Il governatore di Bankitalia: “fredda” governo e Ue. Ma a sorpresa spunta il pranzo con Conte. I dettagli.

Il governatore di Bankitalia “fredda” un pò tutti. Nessuna istruzione dall’esterno, dice. Così Ignazio Visco “blinda” la Banca d’Italia.

Durante l’assemblea annuale dei partecipanti ricorda: “in base ai trattati sottoscritti dall’Italia e dagli altri Stati membri dell’Unione europea, i componenti dei suoi organi non possono sollecitare o accettare istruzioni né da organismi pubblici, nazionali o europei, né da soggetti privati”.
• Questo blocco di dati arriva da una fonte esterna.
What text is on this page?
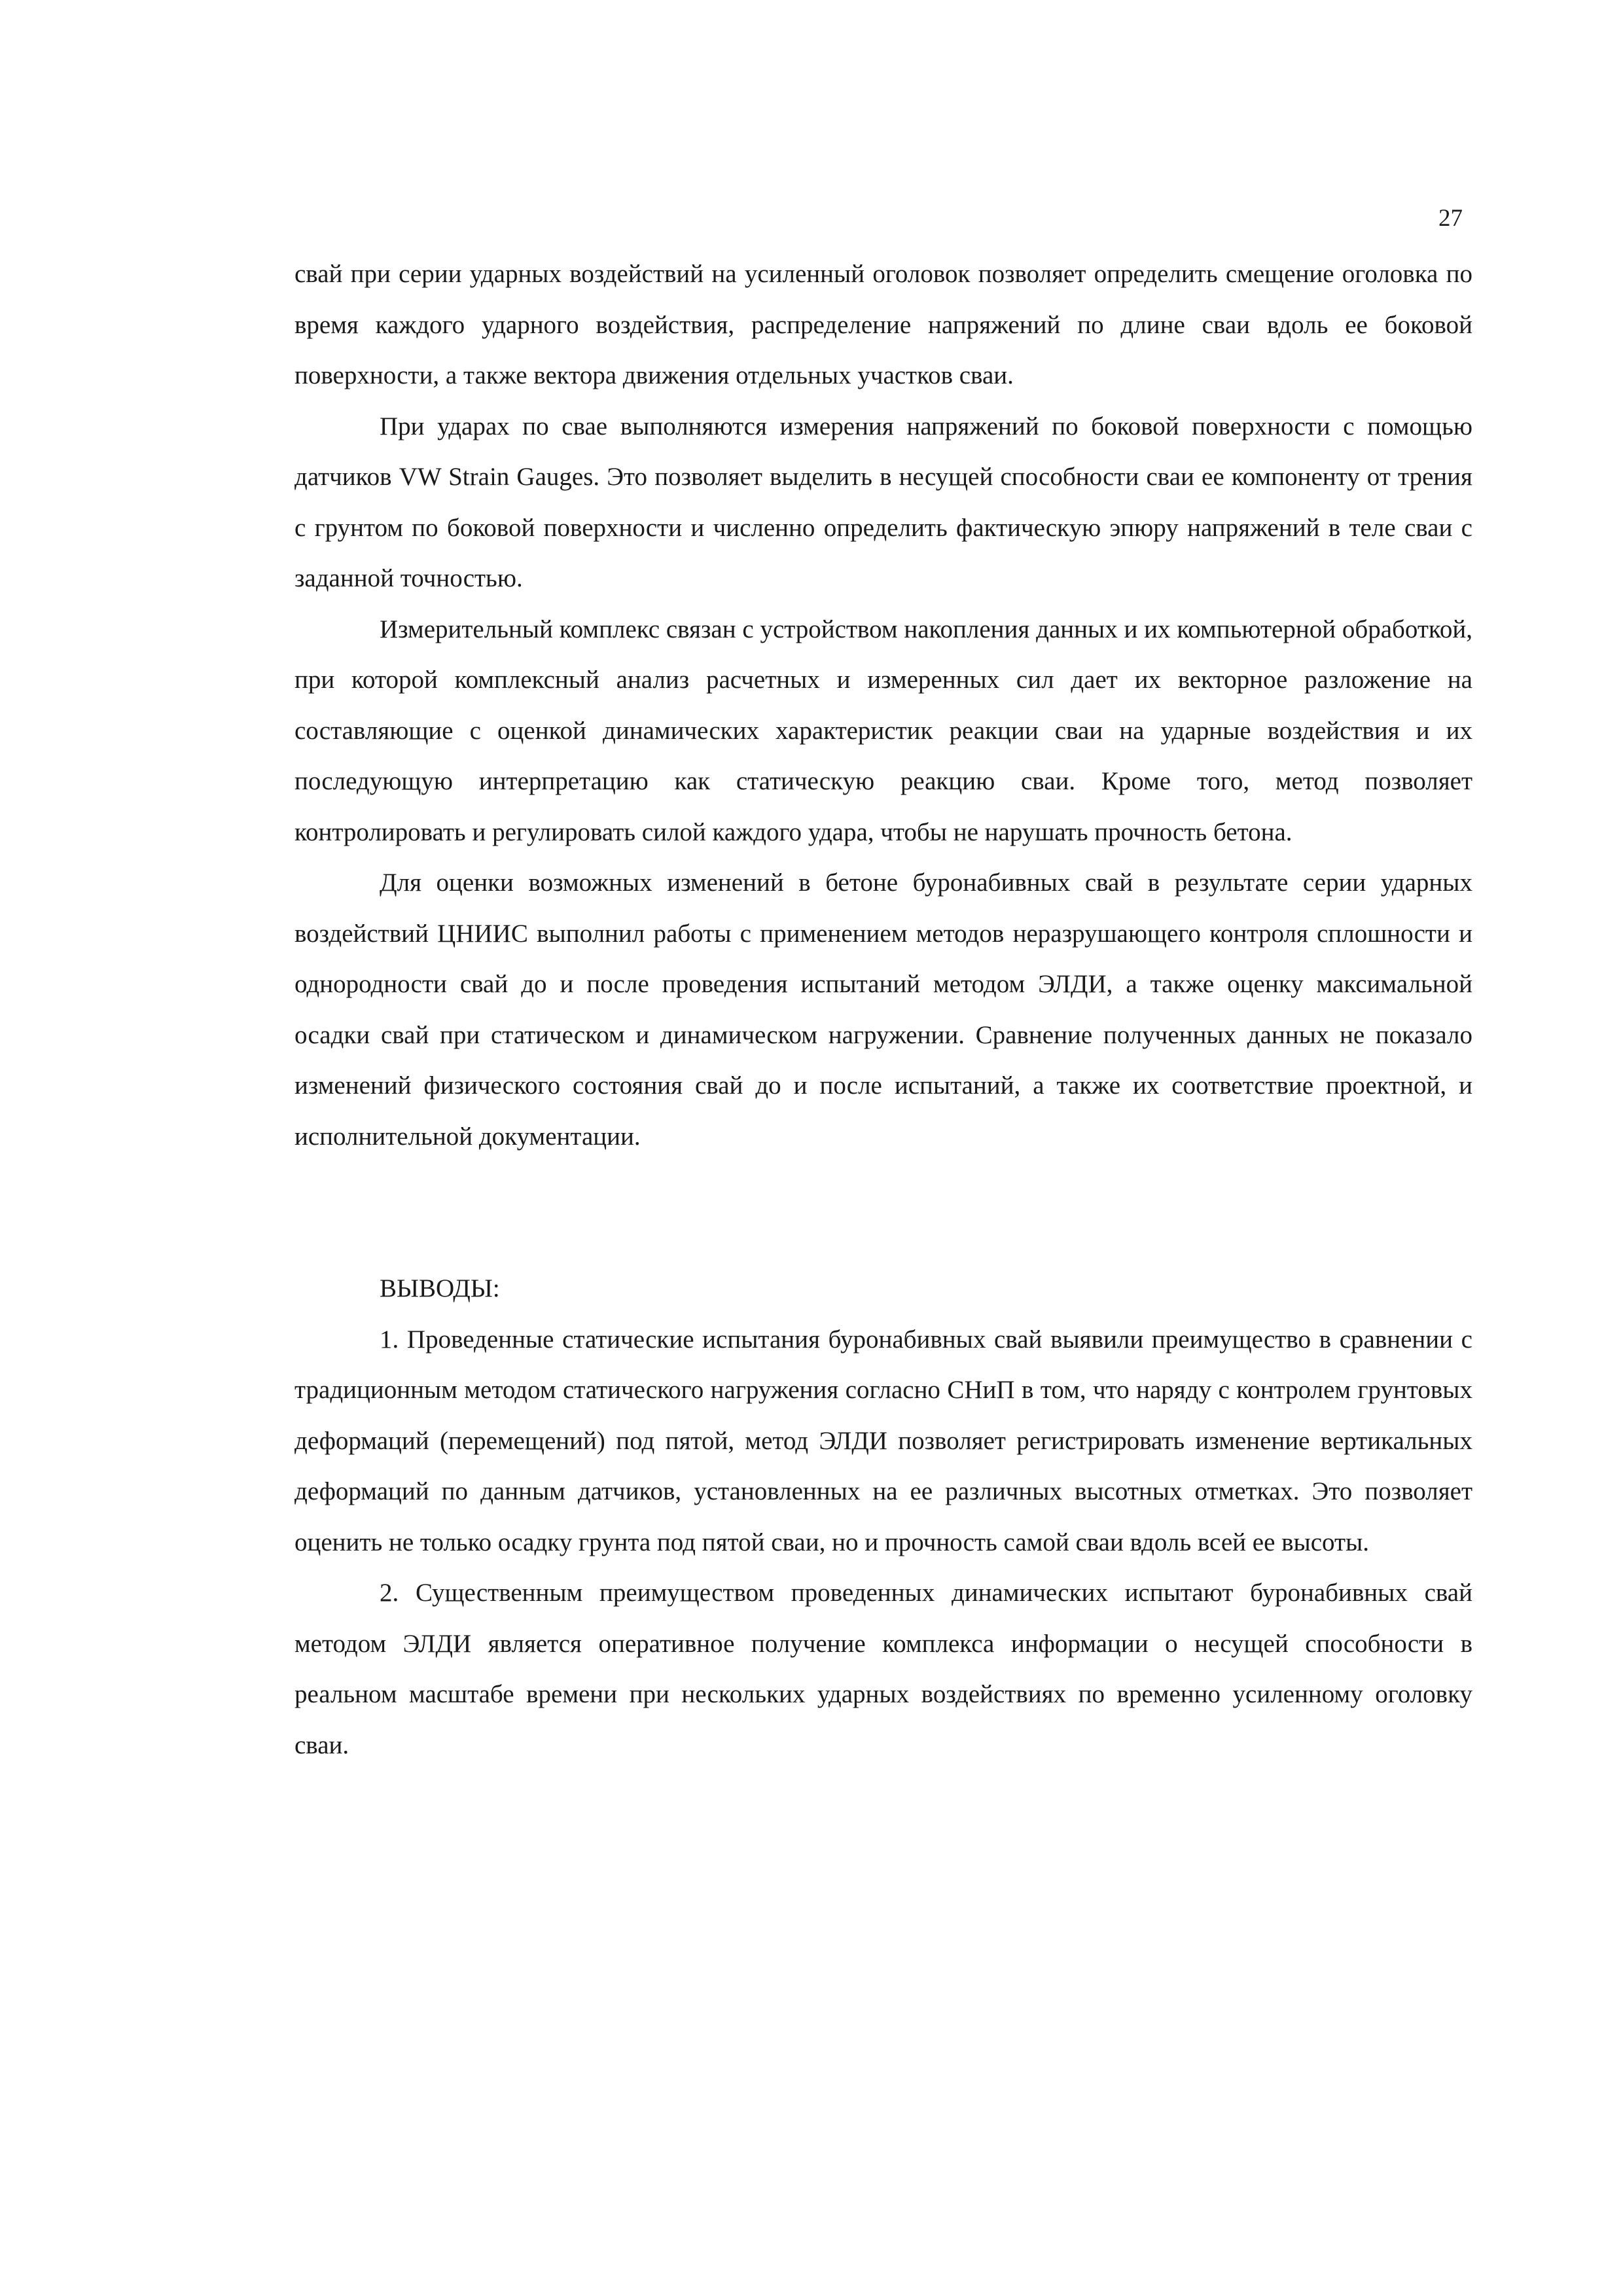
27

свай при серии ударных воздействий на усиленный оголовок позволяет определить смещение оголовка по время каждого ударного воздействия, распределение напряжений по длине сваи вдоль ее боковой поверхности, а также вектора движения отдельных участков сваи.

При ударах по свае выполняются измерения напряжений по боковой поверхности с помощью датчиков VW Strain Gauges. Это позволяет выделить в несущей способности сваи ее компоненту от трения с грунтом по боковой поверхности и численно определить фактическую эпюру напряжений в теле сваи с заданной точностью.

Измерительный комплекс связан с устройством накопления данных и их компьютерной обработкой, при которой комплексный анализ расчетных и измеренных сил дает их векторное разложение на составляющие с оценкой динамических характеристик реакции сваи на ударные воздействия и их последующую интерпретацию как статическую реакцию сваи. Кроме того, метод позволяет контролировать и регулировать силой каждого удара, чтобы не нарушать прочность бетона.

Для оценки возможных изменений в бетоне буронабивных свай в результате серии ударных воздействий ЦНИИС выполнил работы с применением методов неразрушающего контроля сплошности и однородности свай до и после проведения испытаний методом ЭЛДИ, а также оценку максимальной осадки свай при статическом и динамическом нагружении. Сравнение полученных данных не показало изменений физического состояния свай до и после испытаний, а также их соответствие проектной, и исполнительной документации.

ВЫВОДЫ:

1. Проведенные статические испытания буронабивных свай выявили преимущество в сравнении с традиционным методом статического нагружения согласно СНиП в том, что наряду с контролем грунтовых деформаций (перемещений) под пятой, метод ЭЛДИ позволяет регистрировать изменение вертикальных деформаций по данным датчиков, установленных на ее различных высотных отметках. Это позволяет оценить не только осадку грунта под пятой сваи, но и прочность самой сваи вдоль всей ее высоты.

2. Существенным преимуществом проведенных динамических испытают буронабивных свай методом ЭЛДИ является оперативное получение комплекса информации о несущей способности в реальном масштабе времени при нескольких ударных воздействиях по временно усиленному оголовку сваи.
Allert da tenere sotto controllo? Chissà. Ma comunque è una dichiarazione da collegare al pressing del Movimento 5 Stelle sulla commissione parlamentare d’inchiesta sulle banche.

“Nell’ambito degli indirizzi definiti dal Consiglio direttivo della Banca centrale europea l’Istituto esercita le sue funzioni in autonomia e indipendenza, dando conto del proprio operato secondo il principio di trasparenza”, ha sottolineato ancora Visco.

Ed aggiunge: “I partecipanti al capitale della Banca d’Italia non hanno alcun diritto sulle riserve auree e valutarie della Banca d’Italia, la cui detenzione e gestione costituisce uno dei compiti fondamentali assegnati alle banche centrali dal Trattato sul funzionamento dell’Unione europea”.

Ma il Tempo racconta di un’indiscrezione: un pranzo “decisivo” tra Visco e il premier Guseppe Conte per “fare il punto sulla situazione economica”.

Un faccia a faccia servito – assicura il quotidiano – a mettere a punto “il nuovo assetto di vertice di Bankitalia” con Fabio Panetta nel ruolo di nuovo direttore generale e i suoi vice, Daniele Franco e Alessandra Perrazzelli. Un direttorio che potrebbe rivelarsi “un osso duro” per l’attuale maggioranza.

Ci sarà da tremare? Ci sarà da stare attenti? Secondo voi?